The Central Bank in 2005 introduced a dual-currency basket consisting of the U.S. dollar and the euro as an indicator of its exchange rate policy. It also set an operational corridor for interventions in case of exceptionally high dual currency fluctuations.

On Aug. 18 the width of the corridor was expanded from 7 rubles held since July 2012 to 9 rubles. Because about a third of consumer goods on average across Russia are imported, the currency exchange rate regulated within the corridor has a large impact on the rate of inflation.

The ruble is trading mostly on news from Ukraine, which accuses Russia of supporting separatists in its restive eastern regions, analysts at investment bank Sberbank CIB wrote in a note on Tuesday.

"Pressure was added by Ukrainian President Petro Poroshenko's comments that Russia is winning the war against Ukraine, and Ukraine is now shifting to defending itself rather than trying to regain the eastern regions. News that sanctions could be extended to Russian government bonds and access to SWIFT pushed the ruble still weaker," the statement said.

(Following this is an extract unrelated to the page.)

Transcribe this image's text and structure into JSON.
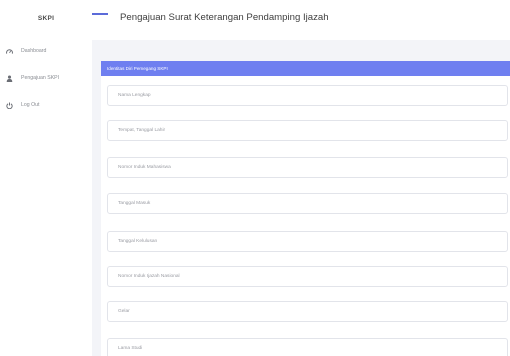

EU leaders are discussing further sanctions on Russia this week, though Reuters reported on Tuesday that cutting Russia off from SWIFT, a key global interbank messaging service, had been taken off the table as too radical.

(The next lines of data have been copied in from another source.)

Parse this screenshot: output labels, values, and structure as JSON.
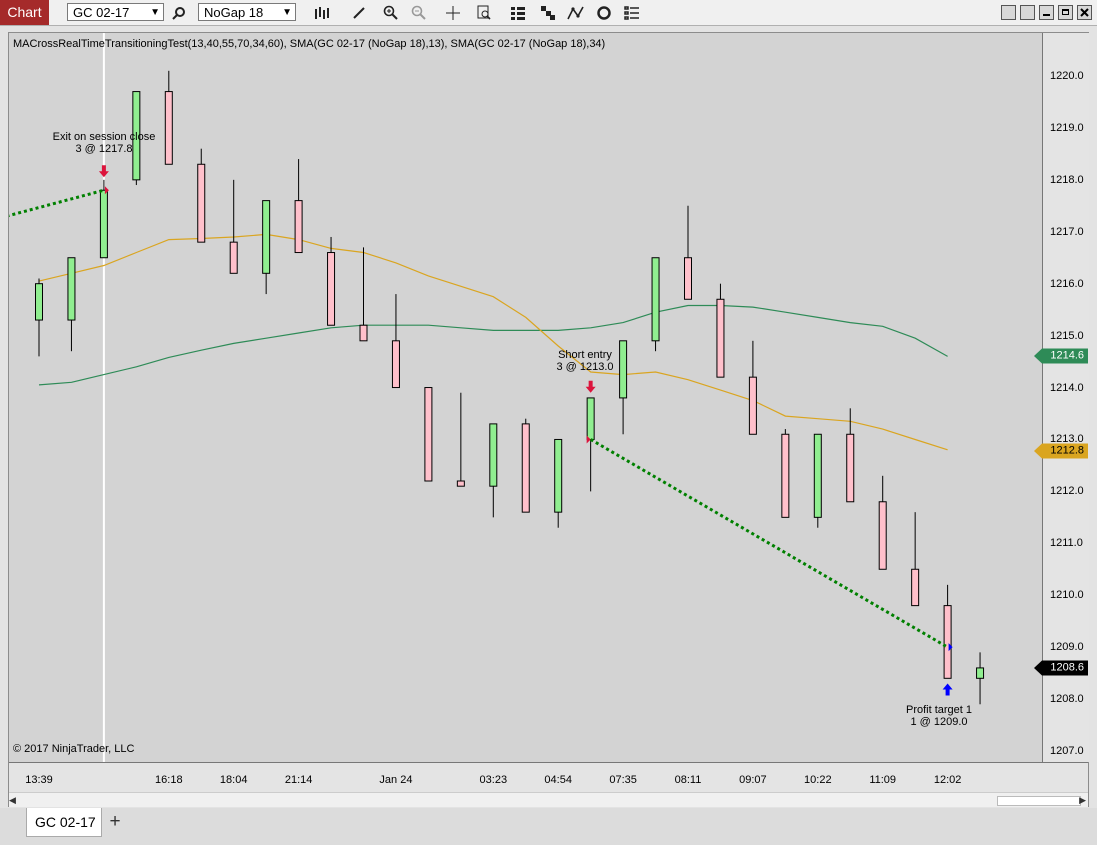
{
  "toolbar": {
    "window_title": "Chart",
    "instrument": "GC 02-17",
    "bar_type": "NoGap 18",
    "icons": [
      "search-icon",
      "bar-type-icon",
      "draw-pencil-icon",
      "zoom-in-icon",
      "zoom-out-icon",
      "crosshair-icon",
      "data-box-icon",
      "strategy-icon",
      "chart-trader-icon",
      "indicators-icon",
      "refresh-icon",
      "properties-icon"
    ]
  },
  "chart": {
    "indicator_label": "MACrossRealTimeTransitioningTest(13,40,55,70,34,60), SMA(GC 02-17 (NoGap 18),13), SMA(GC 02-17 (NoGap 18),34)",
    "copyright": "© 2017 NinjaTrader, LLC",
    "markers": {
      "green_value": "1214.6",
      "orange_value": "1212.8",
      "black_value": "1208.6"
    },
    "annotations": {
      "exit_line1": "Exit on session close",
      "exit_line2": "3 @ 1217.8",
      "short_line1": "Short entry",
      "short_line2": "3 @ 1213.0",
      "profit_line1": "Profit target 1",
      "profit_line2": "1 @ 1209.0"
    }
  },
  "chart_data": {
    "type": "candlestick",
    "y_ticks": [
      "1207.0",
      "1208.0",
      "1209.0",
      "1210.0",
      "1211.0",
      "1212.0",
      "1213.0",
      "1214.0",
      "1215.0",
      "1216.0",
      "1217.0",
      "1218.0",
      "1219.0",
      "1220.0"
    ],
    "x_ticks": [
      "13:39",
      "16:18",
      "18:04",
      "21:14",
      "Jan 24",
      "03:23",
      "04:54",
      "07:35",
      "08:11",
      "09:07",
      "10:22",
      "11:09",
      "12:02"
    ],
    "candles": [
      {
        "o": 1215.3,
        "h": 1216.1,
        "l": 1214.6,
        "c": 1216.0
      },
      {
        "o": 1215.3,
        "h": 1216.5,
        "l": 1214.7,
        "c": 1216.5
      },
      {
        "o": 1216.5,
        "h": 1218.0,
        "l": 1216.5,
        "c": 1217.8
      },
      {
        "o": 1218.0,
        "h": 1219.7,
        "l": 1217.9,
        "c": 1219.7
      },
      {
        "o": 1219.7,
        "h": 1220.1,
        "l": 1218.3,
        "c": 1218.3
      },
      {
        "o": 1218.3,
        "h": 1218.6,
        "l": 1216.8,
        "c": 1216.8
      },
      {
        "o": 1216.8,
        "h": 1218.0,
        "l": 1216.2,
        "c": 1216.2
      },
      {
        "o": 1216.2,
        "h": 1217.6,
        "l": 1215.8,
        "c": 1217.6
      },
      {
        "o": 1217.6,
        "h": 1218.4,
        "l": 1216.6,
        "c": 1216.6
      },
      {
        "o": 1216.6,
        "h": 1216.9,
        "l": 1215.2,
        "c": 1215.2
      },
      {
        "o": 1215.2,
        "h": 1216.7,
        "l": 1214.9,
        "c": 1214.9
      },
      {
        "o": 1214.9,
        "h": 1215.8,
        "l": 1214.0,
        "c": 1214.0
      },
      {
        "o": 1214.0,
        "h": 1214.0,
        "l": 1212.2,
        "c": 1212.2
      },
      {
        "o": 1212.2,
        "h": 1213.9,
        "l": 1212.1,
        "c": 1212.1
      },
      {
        "o": 1212.1,
        "h": 1213.3,
        "l": 1211.5,
        "c": 1213.3
      },
      {
        "o": 1213.3,
        "h": 1213.4,
        "l": 1211.6,
        "c": 1211.6
      },
      {
        "o": 1211.6,
        "h": 1213.0,
        "l": 1211.3,
        "c": 1213.0
      },
      {
        "o": 1213.0,
        "h": 1213.8,
        "l": 1212.0,
        "c": 1213.8
      },
      {
        "o": 1213.8,
        "h": 1214.9,
        "l": 1213.1,
        "c": 1214.9
      },
      {
        "o": 1214.9,
        "h": 1216.5,
        "l": 1214.7,
        "c": 1216.5
      },
      {
        "o": 1216.5,
        "h": 1217.5,
        "l": 1215.7,
        "c": 1215.7
      },
      {
        "o": 1215.7,
        "h": 1216.0,
        "l": 1214.2,
        "c": 1214.2
      },
      {
        "o": 1214.2,
        "h": 1214.9,
        "l": 1213.1,
        "c": 1213.1
      },
      {
        "o": 1213.1,
        "h": 1213.2,
        "l": 1211.5,
        "c": 1211.5
      },
      {
        "o": 1211.5,
        "h": 1213.1,
        "l": 1211.3,
        "c": 1213.1
      },
      {
        "o": 1213.1,
        "h": 1213.6,
        "l": 1211.8,
        "c": 1211.8
      },
      {
        "o": 1211.8,
        "h": 1212.3,
        "l": 1210.5,
        "c": 1210.5
      },
      {
        "o": 1210.5,
        "h": 1211.6,
        "l": 1209.8,
        "c": 1209.8
      },
      {
        "o": 1209.8,
        "h": 1210.2,
        "l": 1208.4,
        "c": 1208.4
      },
      {
        "o": 1208.4,
        "h": 1208.9,
        "l": 1207.9,
        "c": 1208.6
      }
    ],
    "sma13": [
      1216.05,
      1216.2,
      1216.35,
      1216.6,
      1216.85,
      1216.87,
      1216.9,
      1216.95,
      1216.85,
      1216.68,
      1216.6,
      1216.4,
      1216.15,
      1215.95,
      1215.75,
      1215.35,
      1214.8,
      1214.3,
      1214.25,
      1214.3,
      1214.15,
      1213.95,
      1213.75,
      1213.45,
      1213.4,
      1213.35,
      1213.2,
      1213.0,
      1212.8
    ],
    "sma34": [
      1214.05,
      1214.1,
      1214.25,
      1214.4,
      1214.58,
      1214.72,
      1214.85,
      1214.95,
      1215.05,
      1215.15,
      1215.2,
      1215.2,
      1215.2,
      1215.15,
      1215.1,
      1215.1,
      1215.1,
      1215.15,
      1215.25,
      1215.45,
      1215.58,
      1215.58,
      1215.55,
      1215.45,
      1215.35,
      1215.25,
      1215.18,
      1214.95,
      1214.6
    ],
    "trades": [
      {
        "from_bar": -1,
        "from_price": 1217.3,
        "to_bar": 2,
        "to_price": 1217.8
      },
      {
        "from_bar": 17,
        "from_price": 1213.0,
        "to_bar": 28,
        "to_price": 1209.0
      }
    ],
    "colors": {
      "up": "#90ee90",
      "down": "#ffc0cb",
      "sma13": "#daa520",
      "sma34": "#2e8b57",
      "trade": "#008000",
      "marker_green": "#2e8b57",
      "marker_orange": "#daa520",
      "marker_black": "#000000"
    }
  },
  "bottom": {
    "tab_label": "GC 02-17",
    "add_label": "+"
  }
}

With the ruble exchange rate highly volatile, this seems like a bad time to continue with plans to reject market interventions and free-float the ruble, an idea first mooted by the Central Bank in 2010. But Russia's financial authorities are sticking to their guns.

In an article published Tuesday in monthly economics magazine Voprosy Ekonomiki (Economic Questions), Central Bank first vice president Ksenia Yudayeva said the regulator will go ahead with plans to scrap concept of a interventions-supported trading corridor within which the ruble is allowed to trade and instead turn to inflation targeting starting from 2015.

Under inflation targeting, the Central Bank will regulate inflation by modifying its key lending rates while allowing the domestic currency to float freely on the market.

The Central Bank's long-term inflation target is 4 percent, far below the 7.5 percent predicted for this year by the Economic Development Ministry in its latest estimate.

"On the one hand it [the Central Bank] has to push down inflation, which is spiraling because of Western sanctions and the weakening ruble," said Finam analyst Anton Soroko. "On the other, the long-discussed task of free-floating the domestic currency still has to be solved," he said.

But that solution is not too far off. The ruble is already de-facto in free float, said Alexei Yegorov, a debt market analyst at PSB Research.

At the start of the year, the Central Bank spent billions to slow the weakening of the ruble. The ruble is now worth 14 percent less than on Jan. 1, but the Central Bank has recently given freer reign to the currency by widening the range in which it is permitted to trade and has not sold foreign currency to balance out declines in the rubble's value since May, Yegorov said.

Directly supporting the domestic currency only benefits speculators who invest in the stock market, heat it up, then sell assets and exit the market into foreign currency, he added.

"The Central Bank's key lending rates are what sets the target for long-term investment," Yegorov said, adding that he expected the bank to raise its rates from the current 8 percentage points to 9 percent or even higher.

Dmitry Savchenko, chief analyst at Nordea bank, approved of the move to inflation targeting but said it could lead to short-term rises in inflation.

"Maybe it should have been done more smoothly and after the geopolitical risks decreased," Savchenko said. But postponing the measure would still have not helped the weakening ruble, he added.

"The ruble today is so volatile that it may once again break the records. And the dip could be quite deep," the analyst said.